"Cool Wedding" is not a particularly good or particularly bad episode of Portlandia, but I think it is a particularly good representation of what this show does. There's a solid wrap-around plot that deconstructs a specific strain of fuck-you cool. There's a rhythmic sketch that echoes (but falls short of) season one's "Have You Read...?" And there's more of Armisen doing what Armisen does best: identifying little conversational tropes, like the perfunctory interactions shared by Fred and the mixologist in the season premiere.
First, the standalone sketches: The iPhone bit is pretty clever with its use of slow-mo "emotional time," flashbacks, and hypothetical flashforwards. There's a lot packed in there about the perils of encapsulating so much of one's life into a single, fragile device, and the fear that somewhere, somehow, other humans are having fun without you (also known by the catchy acronym FOMO, or the Fear Of Missing Out). I like the fact that Carrie cheats at pub trivia, and that there's a glancing callback to that later in the episode, but aside from the moment when Fred casually ends their friendship, this sketch didn't exactly get me pumped for the episode to come.
I'm inclined to like "No You Go" more, as I'm inclined to like all of Portlandia's sketches that begin unassumingly before being diced into ever finer chunks as things escalate. There was something about the premise that was familiar though, and some digging revealed this beaut of an insurance ad from 2009. Even the tagline "We're a lot like you: a little different." is eerily on point. Apparently it was part of a run of commercials that sought to "[connect] the Northwest community through humorous and familiar depictions of Northwest residents' traits and behaviors." Knowing as we do the intense rivalry and animosity that exists between Seattle and Portland (as represented in "A Song For Portland"), it should come as no surprise that PEMCO is a Seattle-based insurance provider. So I guess if Seattle gets a 4-way-stop sketch, Portland has to do them one better. (And I'm pretty sure there's another ad in the same mold floating around, but I wasn't able to locate it.) Evaluated on its own terms, "You Go" has some good moments, like when Armisen appears in his own backseat and sniffs "my driver would like you to go first, please," but like all of the standalone bits in this episode—including the feminist bookstore owners (who are wearing out their welcome with me) and "Movie Buff"—it's nothing to write home about.
Better but still familiar is the Jack McBrayer-starring sketch about a "Meano Nobringbags" who causes a scene (and leaves with his arms full) when he forgets to bring a reusable bag to a natural food store—just like Helen from Mike Judge's The Good Family. McBrayer is great as the put-upon straight man here and he gets off some strong, seemingly ad-libbed responses to the uncomprehending checkout cashier. (I'm hoping to find opportunities to use the sentence "I don't have time for this and I find this irresponsible." in my daily life, preferably while leaving in a huff.) Whenever I take that trip to Portland that I've long promised myself, I'm going to be disappointed if food and the ethics of food aren't as front-and-center in Portlanders' lives as this show has led me to believe.

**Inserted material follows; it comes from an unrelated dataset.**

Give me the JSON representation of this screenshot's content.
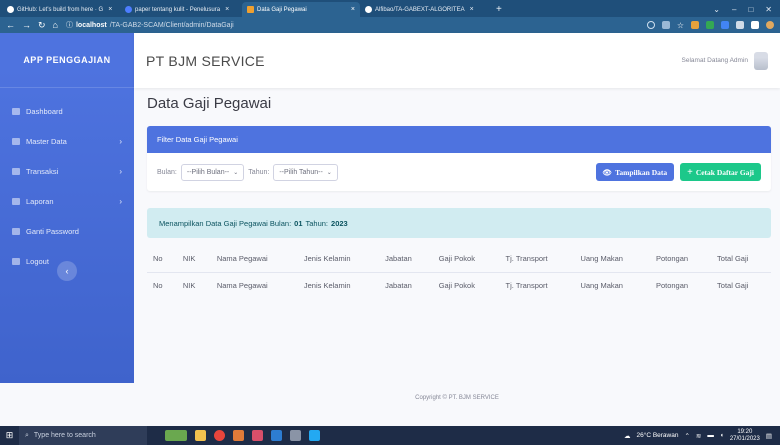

The best material of the episode is reserved for Iris and Spike, who are planning their nuptials but are hamstrung by their credo of "if there's anything you've done, we're not doing it." As Margaret Talbot astutely observed in her New Yorker piece about Portlandia, this is a pair who are positively eaten up with "the narcissism of small differences." Sure, a contrarian streak might net you some magically unorthodox wedding like the one in Rachel Getting Married, but you could also end up with something closer to Iris and Spike's special day, where no one is allowed to sit next to anyone else and ex-girlfriends are summoned to the altar for ritual humiliation.
My two favorite moments of the episode happen back-to-back. After Spike and Iris call the wedding off and decide to divvy up their friends schoolyard style, Spike delivers a bro-hug while whispering a stream of jumbled male-bonding cliches like "you think you're a man and instead you're just a helpless little baby" and "You're a good guy and I'm a good guy and we have to know that, all right?" Then, as the couple finally reunites over their pub-trivia history, Spike does the false modesty bit where he chalks up his knowledge to "me just being an idiot," to which Iris replies, on cue, "but you're not an idiot. You know…like, weird esoteric stuff." These exchanges rang so true and have been delivered in slightly altered forms so many times—without, to my knowledge, anyone commenting on their ubiquity—that they were almost enough for me to chalk this episode up as a win. On balance, though, this is the first disappointment of the season for me, but it's also nothing as ghastly as "Blunderbuss." And anyway, any episode that includes the takedown, "You're a dirty hippie. You do not get punk at all." is worth a peek.
- It's cool to see Lance Bangs of filmmaking and being-married-to-Corin Tucker fame in this episode. It makes me wonder, though, if I'm missing lots of cameos by other local notables.